Bring and wear water shoes.  You will be walking on rocks in the caves and the river.  You will be miserable if you don’t wear water shoes.  I do not recommend flip flops.  They could come off with the current and be washed downstream.  I always wear my Tevas.  They are comfortable and supportive for walking up the mountain to the cave, they stay on my feet, they are thick enough that I don’t feel the rocks, and they keep my feet cool.  My husband used a slip-on water shoe.  They don’t have any support and by the end of the day his feet were killing him from all the walking.

Wear WATERPROOF sunscreen at all times. The sun is intense at this altitude and the days are long.  You will probably be out in the water until sunset. Even if you are in the shade the sun will reflect off the water and burn you. Some people also wear bug spray.

Bring a waterproof case for your phone or camera.  The views are stunning and you will see plants, waterfalls and cave landscapes that you can’t see back at home.  Capture those memories.  Because I’m in the water all day and I don’t want to miss out on a photo op, I put my phone (camera) in a waterproof case.  I also use the flashlight on my phone in the dark part of the cave. You might think that you can be careful enough to not get the phone wet or drop it in the water, but you would be wrong. You can’t even get into the cave without going under the waterfall and getting soaked, not wet, soaked. It is also easy to slip on the rocks in the water.  Better safe than sorry.

If you are staying more than one day, I recommend bringing at least 2 swimming suits.  It’s a bit humid at Tolantongo and my suits never seem to dry very fast.  I hate putting on a wet suit so I usually bring more than one.
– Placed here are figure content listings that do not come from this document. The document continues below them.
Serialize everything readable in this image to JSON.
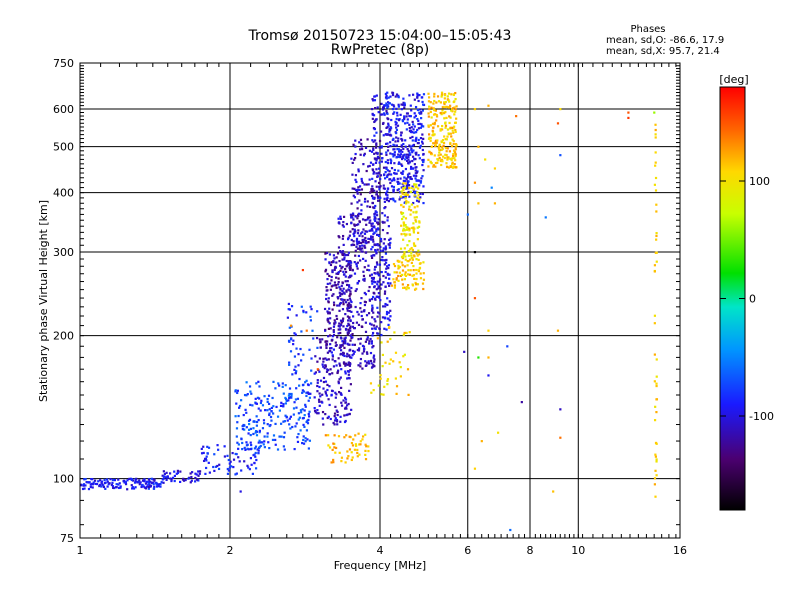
{
  "chart_data": {
    "type": "scatter",
    "title": "Tromsø 20150723 15:04:00–15:05:43",
    "subtitle": "RwPretec (8p)",
    "xlabel": "Frequency [MHz]",
    "ylabel": "Stationary phase Virtual Height [km]",
    "x_scale": "log",
    "y_scale": "log",
    "xlim": [
      1,
      16
    ],
    "ylim": [
      75,
      750
    ],
    "x_ticks": [
      {
        "value": 1,
        "label": "1"
      },
      {
        "value": 2,
        "label": "2"
      },
      {
        "value": 4,
        "label": "4"
      },
      {
        "value": 6,
        "label": "6"
      },
      {
        "value": 8,
        "label": "8"
      },
      {
        "value": 10,
        "label": "10"
      },
      {
        "value": 16,
        "label": "16"
      }
    ],
    "y_ticks": [
      {
        "value": 75,
        "label": "75"
      },
      {
        "value": 100,
        "label": "100"
      },
      {
        "value": 200,
        "label": "200"
      },
      {
        "value": 300,
        "label": "300"
      },
      {
        "value": 400,
        "label": "400"
      },
      {
        "value": 500,
        "label": "500"
      },
      {
        "value": 600,
        "label": "600"
      },
      {
        "value": 750,
        "label": "750"
      }
    ],
    "grid": true,
    "phase_legend": {
      "heading": "Phases",
      "line_o": "mean, sd,O: -86.6, 17.9",
      "line_x": "mean, sd,X:  95.7, 21.4"
    },
    "colorbar": {
      "label": "[deg]",
      "range": [
        -180,
        180
      ],
      "ticks": [
        {
          "value": 100,
          "label": "100"
        },
        {
          "value": 0,
          "label": "0"
        },
        {
          "value": -100,
          "label": "-100"
        }
      ]
    },
    "clusters": [
      {
        "x": [
          1.0,
          1.45
        ],
        "y": [
          95,
          100
        ],
        "phase": -92,
        "count": 140
      },
      {
        "x": [
          1.45,
          1.75
        ],
        "y": [
          98,
          104
        ],
        "phase": -100,
        "count": 50
      },
      {
        "x": [
          1.75,
          2.3
        ],
        "y": [
          102,
          118
        ],
        "phase": -88,
        "count": 70
      },
      {
        "x": [
          2.05,
          2.9
        ],
        "y": [
          115,
          160
        ],
        "phase": -72,
        "count": 230
      },
      {
        "x": [
          2.6,
          3.0
        ],
        "y": [
          150,
          235
        ],
        "phase": -80,
        "count": 60
      },
      {
        "x": [
          2.95,
          3.5
        ],
        "y": [
          130,
          200
        ],
        "phase": -108,
        "count": 180
      },
      {
        "x": [
          3.1,
          3.5
        ],
        "y": [
          190,
          300
        ],
        "phase": -118,
        "count": 190
      },
      {
        "x": [
          3.3,
          3.9
        ],
        "y": [
          170,
          360
        ],
        "phase": -110,
        "count": 300
      },
      {
        "x": [
          3.5,
          4.0
        ],
        "y": [
          300,
          520
        ],
        "phase": -112,
        "count": 170
      },
      {
        "x": [
          3.85,
          4.2
        ],
        "y": [
          200,
          650
        ],
        "phase": -100,
        "count": 280
      },
      {
        "x": [
          4.1,
          4.9
        ],
        "y": [
          380,
          650
        ],
        "phase": -95,
        "count": 380
      },
      {
        "x": [
          4.2,
          4.9
        ],
        "y": [
          250,
          290
        ],
        "phase": 110,
        "count": 80
      },
      {
        "x": [
          4.4,
          4.8
        ],
        "y": [
          290,
          420
        ],
        "phase": 100,
        "count": 120
      },
      {
        "x": [
          5.0,
          5.7
        ],
        "y": [
          450,
          650
        ],
        "phase": 112,
        "count": 230
      },
      {
        "x": [
          3.1,
          3.8
        ],
        "y": [
          108,
          125
        ],
        "phase": 115,
        "count": 55
      },
      {
        "x": [
          3.8,
          4.6
        ],
        "y": [
          150,
          210
        ],
        "phase": 105,
        "count": 40
      }
    ],
    "outliers": [
      {
        "x": 6.2,
        "y": 600,
        "phase": 110
      },
      {
        "x": 6.6,
        "y": 610,
        "phase": 120
      },
      {
        "x": 7.5,
        "y": 580,
        "phase": 140
      },
      {
        "x": 9.2,
        "y": 600,
        "phase": 105
      },
      {
        "x": 12.6,
        "y": 590,
        "phase": 150
      },
      {
        "x": 14.2,
        "y": 590,
        "phase": 60
      },
      {
        "x": 12.6,
        "y": 575,
        "phase": 160
      },
      {
        "x": 9.1,
        "y": 560,
        "phase": 150
      },
      {
        "x": 6.3,
        "y": 500,
        "phase": 120
      },
      {
        "x": 6.5,
        "y": 470,
        "phase": 100
      },
      {
        "x": 6.8,
        "y": 450,
        "phase": 110
      },
      {
        "x": 9.2,
        "y": 480,
        "phase": -70
      },
      {
        "x": 6.2,
        "y": 420,
        "phase": 130
      },
      {
        "x": 6.7,
        "y": 410,
        "phase": -50
      },
      {
        "x": 6.3,
        "y": 380,
        "phase": 115
      },
      {
        "x": 6.8,
        "y": 380,
        "phase": 120
      },
      {
        "x": 6.0,
        "y": 360,
        "phase": -60
      },
      {
        "x": 8.6,
        "y": 355,
        "phase": -55
      },
      {
        "x": 6.2,
        "y": 300,
        "phase": -180
      },
      {
        "x": 6.2,
        "y": 240,
        "phase": 150
      },
      {
        "x": 6.6,
        "y": 205,
        "phase": 110
      },
      {
        "x": 9.1,
        "y": 205,
        "phase": 120
      },
      {
        "x": 5.9,
        "y": 185,
        "phase": -110
      },
      {
        "x": 6.3,
        "y": 180,
        "phase": 30
      },
      {
        "x": 6.6,
        "y": 180,
        "phase": 120
      },
      {
        "x": 7.2,
        "y": 190,
        "phase": -75
      },
      {
        "x": 6.6,
        "y": 165,
        "phase": -95
      },
      {
        "x": 7.7,
        "y": 145,
        "phase": -120
      },
      {
        "x": 9.2,
        "y": 140,
        "phase": -110
      },
      {
        "x": 6.4,
        "y": 120,
        "phase": 120
      },
      {
        "x": 6.9,
        "y": 125,
        "phase": 100
      },
      {
        "x": 9.2,
        "y": 122,
        "phase": 140
      },
      {
        "x": 6.2,
        "y": 105,
        "phase": 110
      },
      {
        "x": 8.9,
        "y": 94,
        "phase": 115
      },
      {
        "x": 7.3,
        "y": 78,
        "phase": -60
      },
      {
        "x": 2.1,
        "y": 94,
        "phase": -100
      },
      {
        "x": 2.8,
        "y": 275,
        "phase": 160
      },
      {
        "x": 2.65,
        "y": 210,
        "phase": 130
      },
      {
        "x": 2.85,
        "y": 205,
        "phase": 140
      },
      {
        "x": 3.0,
        "y": 170,
        "phase": 150
      }
    ],
    "column_near_14_3": {
      "x": 14.3,
      "y": [
        90,
        600
      ],
      "phase": 110,
      "count": 45
    }
  }
}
As I mentioned, there are 2, 4, and 6 person rooms.  They are not fancy.  This is not a resort.  The rooms do not have A/C, a fridge, a coffee maker, or safe.  They do provide a fan, towels, (not washcloths), toilet paper and hand soap.  The shower uses the water from the mountain that is naturally heated.  As a result there is no temperature control, no “hot” shower.  Just a warm shower.   There’s a pool with a slide at the hotels in the upper part of the park.

People, mostly locals, also camp at Tolantongo.  If you want to camp you can bring your own tent, tables and chairs, or you can rent them at the park. There are showers, bathrooms, and changing rooms throughout the park. You can put your tent anywhere you want.  Set up down by the river, on the concrete, in the woods, really anywhere. The bathrooms do not have toilet paper so bring your own. I always put TP and hand sanitizer in the bag I carry around all day.

The zip line was a fun activity at the park.  It’s located in the upper part of the park.  It had 4 stops.  It was so much fun soaring over the tree tops, potacitas, and river.  Absolutely beautiful views that you can’t get anywhere else.  It’s one of the smaller zip lines I’ve been on, not scary at all. For me it was more relaxing than “high adventure”.

Do not go to Tolantongo on the weekends.  Because it’s mostly locals that visit the park, it’s packed on the weekends.  People are camping everywhere, families are crammed into the potacitas, and packed into the cave. It’s loud and not very relaxing.  Come Monday – Thursday and you will have a much more pleasant experience.  I’ve been to Tolantongo in October,  January and May.  It was warm during all my visits, although in January it was a lot cooler. It was a little chilly for husband when he got out of the pools in the evening.  I preferred October.

This place is unique and a must see if you are wanting to see the “real” Mexico.  I’ve never been any place like it.